Der Bereich Kriminalprävention im LKA M-V umfasst die Tätigkeitsfelder, Zentrale Aufgaben, Verhaltensorientierten Prävention, Kinder- und Jugendprävention und Technische Prävention.


In der Verhaltensorientierten Prävention werden Verhaltensgrundsätze zur Vorbeugung und Verhinderung von Straftaten erarbeitet.
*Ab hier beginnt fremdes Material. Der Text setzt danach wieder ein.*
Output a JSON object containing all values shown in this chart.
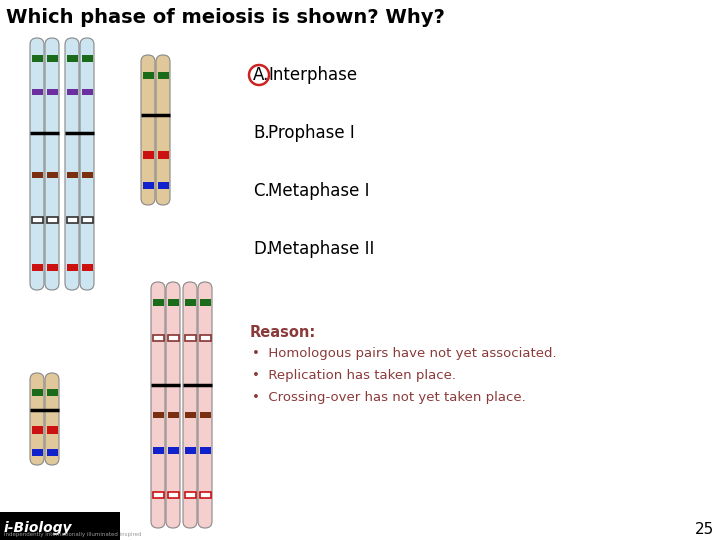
{
  "title": "Which phase of meiosis is shown? Why?",
  "title_fontsize": 14,
  "title_fontweight": "bold",
  "options": [
    {
      "label": "A.",
      "text": "Interphase",
      "circled": true
    },
    {
      "label": "B.",
      "text": "Prophase I",
      "circled": false
    },
    {
      "label": "C.",
      "text": "Metaphase I",
      "circled": false
    },
    {
      "label": "D.",
      "text": "Metaphase II",
      "circled": false
    }
  ],
  "reason_title": "Reason:",
  "reason_bullets": [
    "Homologous pairs have not yet associated.",
    "Replication has taken place.",
    "Crossing-over has not yet taken place."
  ],
  "reason_color": "#8B3A3A",
  "background": "#ffffff",
  "page_number": "25",
  "footer_bg": "#000000",
  "footer_text": "i-Biology",
  "footer_sub": "independently internationally illuminated inspired"
}
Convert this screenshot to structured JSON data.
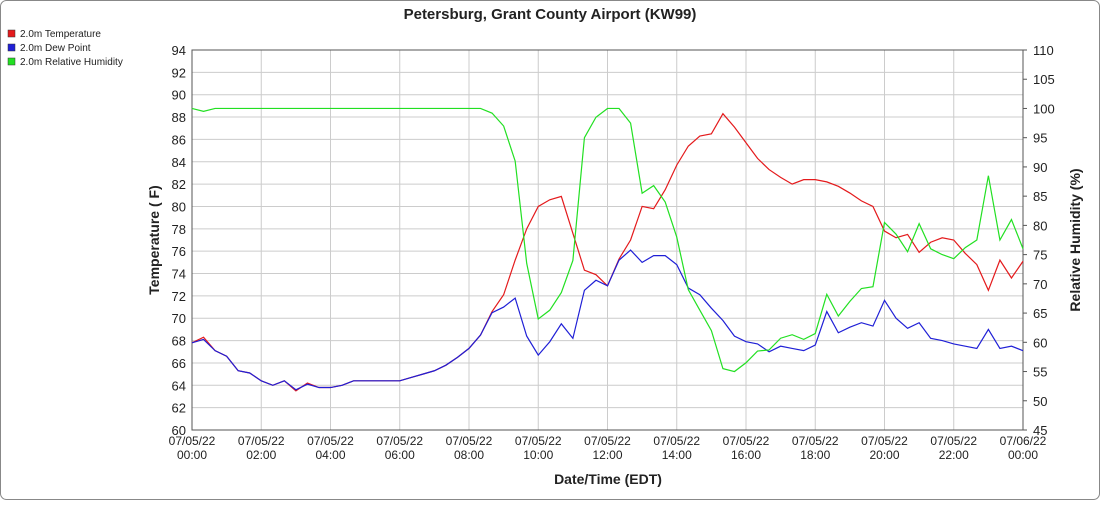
{
  "chart_data": {
    "type": "line",
    "title": "Petersburg, Grant County Airport (KW99)",
    "xlabel": "Date/Time (EDT)",
    "ylabel": "Temperature ( F)",
    "y2label": "Relative Humidity (%)",
    "x": [
      "07/05/22 00:00",
      "07/05/22 00:20",
      "07/05/22 00:40",
      "07/05/22 01:00",
      "07/05/22 01:20",
      "07/05/22 01:40",
      "07/05/22 02:00",
      "07/05/22 02:20",
      "07/05/22 02:40",
      "07/05/22 03:00",
      "07/05/22 03:20",
      "07/05/22 03:40",
      "07/05/22 04:00",
      "07/05/22 04:20",
      "07/05/22 04:40",
      "07/05/22 05:00",
      "07/05/22 05:20",
      "07/05/22 05:40",
      "07/05/22 06:00",
      "07/05/22 06:20",
      "07/05/22 06:40",
      "07/05/22 07:00",
      "07/05/22 07:20",
      "07/05/22 07:40",
      "07/05/22 08:00",
      "07/05/22 08:20",
      "07/05/22 08:40",
      "07/05/22 09:00",
      "07/05/22 09:20",
      "07/05/22 09:40",
      "07/05/22 10:00",
      "07/05/22 10:20",
      "07/05/22 10:40",
      "07/05/22 11:00",
      "07/05/22 11:20",
      "07/05/22 11:40",
      "07/05/22 12:00",
      "07/05/22 12:20",
      "07/05/22 12:40",
      "07/05/22 13:00",
      "07/05/22 13:20",
      "07/05/22 13:40",
      "07/05/22 14:00",
      "07/05/22 14:20",
      "07/05/22 14:40",
      "07/05/22 15:00",
      "07/05/22 15:20",
      "07/05/22 15:40",
      "07/05/22 16:00",
      "07/05/22 16:20",
      "07/05/22 16:40",
      "07/05/22 17:00",
      "07/05/22 17:20",
      "07/05/22 17:40",
      "07/05/22 18:00",
      "07/05/22 18:20",
      "07/05/22 18:40",
      "07/05/22 19:00",
      "07/05/22 19:20",
      "07/05/22 19:40",
      "07/05/22 20:00",
      "07/05/22 20:20",
      "07/05/22 20:40",
      "07/05/22 21:00",
      "07/05/22 21:20",
      "07/05/22 21:40",
      "07/05/22 22:00",
      "07/05/22 22:20",
      "07/05/22 22:40",
      "07/05/22 23:00",
      "07/05/22 23:20",
      "07/05/22 23:40",
      "07/06/22 00:00"
    ],
    "series": [
      {
        "name": "2.0m Temperature",
        "color": "#e41a1c",
        "values": [
          67.8,
          68.3,
          67.1,
          66.6,
          65.3,
          65.1,
          64.4,
          64.0,
          64.4,
          63.5,
          64.2,
          63.8,
          63.8,
          64.0,
          64.4,
          64.4,
          64.4,
          64.4,
          64.4,
          64.7,
          65.0,
          65.3,
          65.8,
          66.5,
          67.3,
          68.5,
          70.6,
          72.1,
          75.2,
          78.0,
          80.0,
          80.6,
          80.9,
          77.6,
          74.3,
          73.9,
          72.9,
          75.3,
          77.0,
          80.0,
          79.8,
          81.5,
          83.7,
          85.4,
          86.3,
          86.5,
          88.3,
          87.1,
          85.7,
          84.3,
          83.3,
          82.6,
          82.0,
          82.4,
          82.4,
          82.2,
          81.8,
          81.2,
          80.5,
          80.0,
          77.8,
          77.2,
          77.5,
          75.9,
          76.8,
          77.2,
          77.0,
          75.8,
          74.8,
          72.5,
          75.2,
          73.6,
          75.1
        ]
      },
      {
        "name": "2.0m Dew Point",
        "color": "#1f1fd6",
        "values": [
          67.8,
          68.1,
          67.1,
          66.6,
          65.3,
          65.1,
          64.4,
          64.0,
          64.4,
          63.6,
          64.1,
          63.8,
          63.8,
          64.0,
          64.4,
          64.4,
          64.4,
          64.4,
          64.4,
          64.7,
          65.0,
          65.3,
          65.8,
          66.5,
          67.3,
          68.5,
          70.5,
          71.0,
          71.8,
          68.4,
          66.7,
          67.9,
          69.5,
          68.2,
          72.5,
          73.4,
          72.9,
          75.2,
          76.1,
          75.0,
          75.6,
          75.6,
          74.8,
          72.7,
          72.1,
          70.9,
          69.8,
          68.4,
          67.9,
          67.7,
          67.0,
          67.5,
          67.3,
          67.1,
          67.6,
          70.6,
          68.7,
          69.2,
          69.6,
          69.3,
          71.6,
          70.0,
          69.1,
          69.6,
          68.2,
          68.0,
          67.7,
          67.5,
          67.3,
          69.0,
          67.3,
          67.5,
          67.1
        ]
      },
      {
        "name": "2.0m Relative Humidity",
        "color": "#22e022",
        "axis": "y2",
        "values": [
          100,
          99.5,
          100,
          100,
          100,
          100,
          100,
          100,
          100,
          100,
          100,
          100,
          100,
          100,
          100,
          100,
          100,
          100,
          100,
          100,
          100,
          100,
          100,
          100,
          100,
          100,
          99.2,
          97,
          91,
          73.5,
          64,
          65.5,
          68.5,
          74,
          95,
          98.5,
          100,
          100,
          97.5,
          85.5,
          86.8,
          84,
          78,
          69,
          65.5,
          62,
          55.5,
          55,
          56.5,
          58.5,
          58.7,
          60.7,
          61.3,
          60.5,
          61.5,
          68.2,
          64.5,
          67,
          69.2,
          69.5,
          80.5,
          78.5,
          75.5,
          80.3,
          76,
          75,
          74.3,
          76.2,
          77.5,
          88.5,
          77.5,
          81,
          76
        ]
      }
    ],
    "xlim": [
      "07/05/22 00:00",
      "07/06/22 00:00"
    ],
    "xticks": [
      "07/05/22 00:00",
      "07/05/22 02:00",
      "07/05/22 04:00",
      "07/05/22 06:00",
      "07/05/22 08:00",
      "07/05/22 10:00",
      "07/05/22 12:00",
      "07/05/22 14:00",
      "07/05/22 16:00",
      "07/05/22 18:00",
      "07/05/22 20:00",
      "07/05/22 22:00",
      "07/06/22 00:00"
    ],
    "ylim": [
      60,
      94
    ],
    "yticks": [
      60,
      62,
      64,
      66,
      68,
      70,
      72,
      74,
      76,
      78,
      80,
      82,
      84,
      86,
      88,
      90,
      92,
      94
    ],
    "y2lim": [
      45,
      110
    ],
    "y2ticks": [
      45,
      50,
      55,
      60,
      65,
      70,
      75,
      80,
      85,
      90,
      95,
      100,
      105,
      110
    ],
    "grid": true,
    "legend": "upper left"
  }
}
Dazu werden Verhaltenstipps erteilt, wie man sich vor bestimmten Formen von Kriminalität schützen kann (z.B. Diebstahl, Raub, Körperverletzung). Weiterhin wird das aktuelle Kriminalitätsgeschehen landesweit analysiert und es werden geeignete Präventionsmaßnahmen eingeleitet (z.B. zur Abwehr des Enkeltricks). Ein wichtiges Aufgabenfeld ist die Koordinierung der Opferschutzmaßnahmen innerhalb der Polizei in Mecklenburg-Vorpommern.


In der Jugendprävention werden spezielle Vorbeugungskonzepte für bestimmte Formen der Kriminalität, die durch Jugendliche begannen werden, entwickelt. Hierzu werden landesweite Präventionsprojekte durchgeführt, wie beispielsweise das Schulprojekt „Wir in MV- Fit und Sicher in die Zukunft“. Die Schwerpunkte bilden dabei die Drogen- und Gewaltprävention. Spezielle Maßnahmen, wie das Training von Eltern auffälliger Schüler, werden dazu neu in dieses Aufgabengebiet aufgenommen.


Die Technische Prävention erteilt vorrangig sicherheitstechnische Empfehlungen zum Schutz vor Einbrüchen und Überfällen sowie zur technischen Absicherung von Wertgegenständen. Sie erfasst und bewertet neue Sicherheitstechniken und sorgt für die Umsetzung bundesweiter Programme der Technischen Prävention.